Toledo, Ohio & Lake Erie

The Press Newspaper

The Press Newspaper


        A resolution asking the Ohio Environmental Protection Agency to cease allowing the application of Class B biosolids on farmland in Lake Township has been approved by the township trustees.

        The trustees Tuesday unanimously approved the resolution, which states the sludge can run off from fields into creeks and rivers that drain into Lake Erie and exacerbate the lake’s algae problem.

        Also, the township’s urbanized areas have increased and “are not suited for the original agricultural intent of land application of the biosolids,” the resolution says.

        “It’s a state-regulated issue but it becomes a local government problem,” Mark Hummer, township administrator, said.

        The trustees were informed recently by the Ohio EPA that residue from the City of Toledo’s Bayview waste water treatment plant can be applied to a 73-acre field in the township. The field is located on the south side of Ayers Road, east of I-280.

        The OEPA said it considered the site’s soil type, distance from residences, ground water conditions and proximity to waterways and wells in making its decision to authorize the application of Class B biosolids.

        The OEPA defines biosolids, which are often reused as fertilizer, as treated solid, semi-solid or liquid residue generated during the treatment of domestic sewage. The biosolids may contain micro-organisms after treatment.

        Hummer reported to the trustees during their Aug. 1 meeting that a resident adjacent to the field had contacted him with concerns when the application started.

        The resident claimed he hadn’t been notified prior to the application starting.

        “He also had some questions about the field’s proximity to Ayers Creek,” Hummer said at the time.

        According to the OEPA site authorization letter, the field in Lake Township is owned by Becky Lumbrezer-Box and is primarily silty clay loam.

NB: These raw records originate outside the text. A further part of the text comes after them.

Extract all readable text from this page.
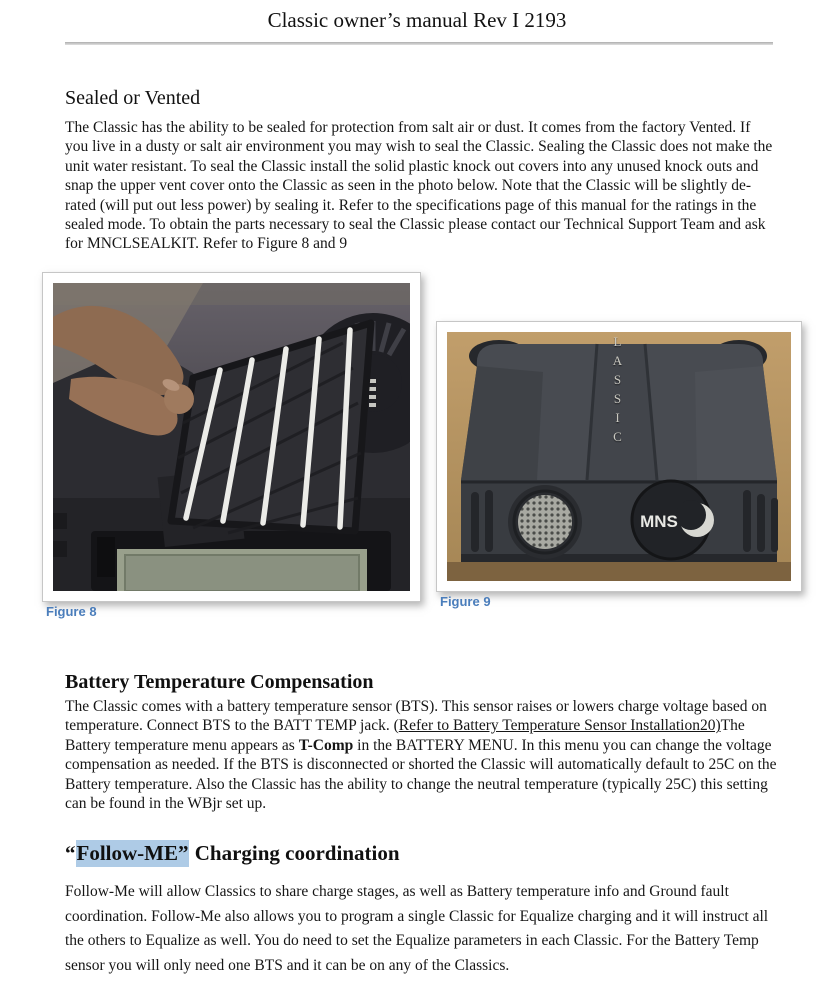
Classic owner’s manual Rev I 2193
Sealed or Vented

The Classic has the ability to be sealed for protection from salt air or dust. It comes from the factory Vented. If you live in a dusty or salt air environment you may wish to seal the Classic. Sealing the Classic does not make the unit water resistant. To seal the Classic install the solid plastic knock out covers into any unused knock outs and snap the upper vent cover onto the Classic as seen in the photo below. Note that the Classic will be slightly de-rated (will put out less power) by sealing it. Refer to the specifications page of this manual for the ratings in the sealed mode. To obtain the parts necessary to seal the Classic please contact our Technical Support Team and ask for MNCLSEALKIT. Refer to Figure 8 and 9

Figure 8
MNS
LASSIC
Figure 9
Battery Temperature Compensation

The Classic comes with a battery temperature sensor (BTS). This sensor raises or lowers charge voltage based on temperature. Connect BTS to the BATT TEMP jack. (Refer to Battery Temperature Sensor Installation20)The Battery temperature menu appears as T-Comp in the BATTERY MENU. In this menu you can change the voltage compensation as needed. If the BTS is disconnected or shorted the Classic will automatically default to 25C on the Battery temperature. Also the Classic has the ability to change the neutral temperature (typically 25C) this setting can be found in the WBjr set up.

“Follow-ME” Charging coordination

Follow-Me will allow Classics to share charge stages, as well as Battery temperature info and Ground fault coordination. Follow-Me also allows you to program a single Classic for Equalize charging and it will instruct all the others to Equalize as well. You do need to set the Equalize parameters in each Classic. For the Battery Temp sensor you will only need one BTS and it can be on any of the Classics.
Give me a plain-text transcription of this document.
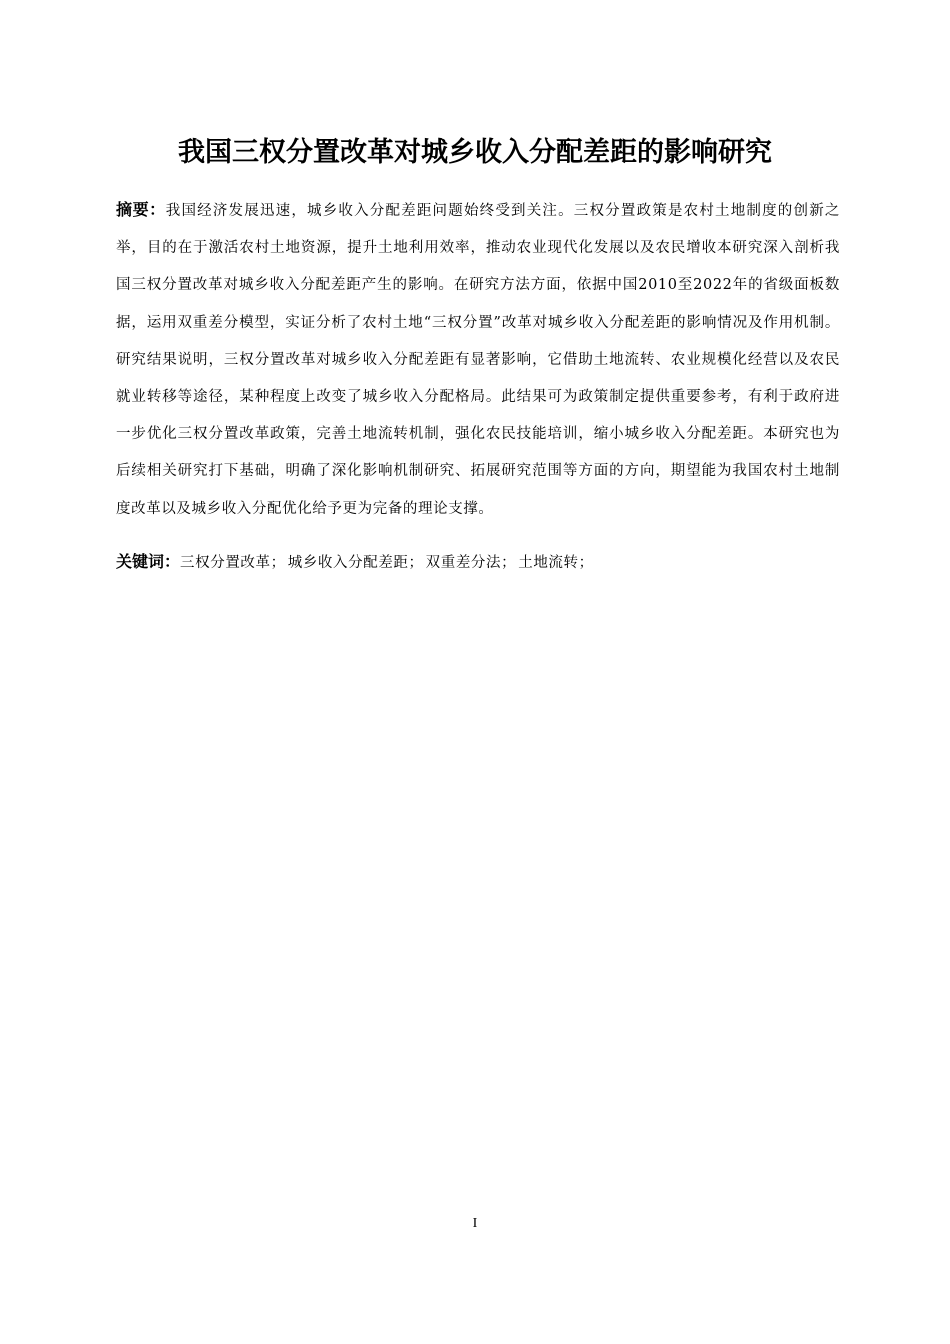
我国三权分置改革对城乡收入分配差距的影响研究

摘要：我国经济发展迅速，城乡收入分配差距问题始终受到关注。三权分置政策是农村土地制度的创新之举，目的在于激活农村土地资源，提升土地利用效率，推动农业现代化发展以及农民增收本研究深入剖析我国三权分置改革对城乡收入分配差距产生的影响。在研究方法方面，依据中国2010至2022年的省级面板数据，运用双重差分模型，实证分析了农村土地“三权分置”改革对城乡收入分配差距的影响情况及作用机制。研究结果说明，三权分置改革对城乡收入分配差距有显著影响，它借助土地流转、农业规模化经营以及农民就业转移等途径，某种程度上改变了城乡收入分配格局。此结果可为政策制定提供重要参考，有利于政府进一步优化三权分置改革政策，完善土地流转机制，强化农民技能培训，缩小城乡收入分配差距。本研究也为后续相关研究打下基础，明确了深化影响机制研究、拓展研究范围等方面的方向，期望能为我国农村土地制度改革以及城乡收入分配优化给予更为完备的理论支撑。

关键词：三权分置改革； 城乡收入分配差距； 双重差分法； 土地流转；

I
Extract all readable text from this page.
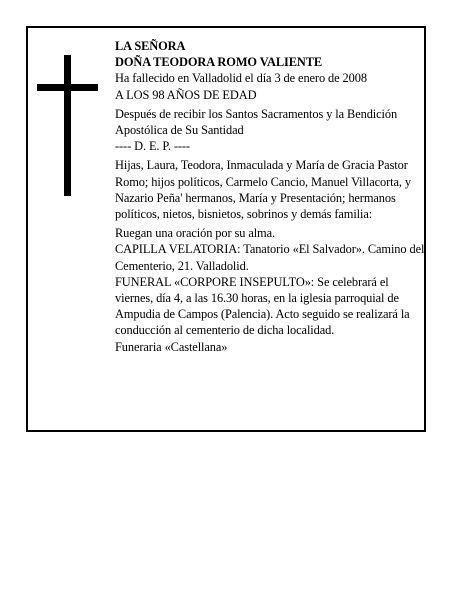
LA SEÑORA

DOÑA TEODORA ROMO VALIENTE

Ha fallecido en Valladolid el día 3 de enero de 2008

A LOS 98 AÑOS DE EDAD

Después de recibir los Santos Sacramentos y la Bendición Apostólica de Su Santidad

---- D. E. P. ----

Hijas, Laura, Teodora, Inmaculada y María de Gracia Pastor Romo; hijos políticos, Carmelo Cancio, Manuel Villacorta, y Nazario Peña' hermanos, María y Presentación; hermanos políticos, nietos, bisnietos, sobrinos y demás familia:

Ruegan una oración por su alma.

CAPILLA VELATORIA: Tanatorio «El Salvador». Camino del Cementerio, 21. Valladolid.

FUNERAL «CORPORE INSEPULTO»: Se celebrará el viernes, día 4, a las 16.30 horas, en la iglesia parroquial de Ampudia de Campos (Palencia). Acto seguido se realizará la conducción al cementerio de dicha localidad.

Funeraria «Castellana»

        The land application request was submitted to the OEPA by Synagro on behalf of the Bayview treatment plant.

        In December 2014, Synagro, a Baltimore-based company, announced it had an agreement with the City of Toledo for a five-year biosolids recycling program that would save the city $900,000 annually by avoiding landfilling costs.

        Under the agreement, Synagro said:       

-Toledo’s biosolids will be used as fertilizer on farm land, eliminating the need for more than 400 tons of chemical fertilizer.

-The use of biosolids as fertilizer will reduce the potential for phosphorus runoff to waterways by 98 percent.

-The program will be in compliance with Ohio’s environmental regulations.

        According to the website, some pathogenic bacteria and viruses can survive treatment processes used to produce biosolids (Class A and Class B); and many pathogens, such as salmonella and staphylococcus, can re-grow to high levels in biosolids, which is mostly comprised of human feces.

        Other fields in the township have also been approved to receive biosolids from Toledo’s wastewater treatment plant, according to the OEPA website.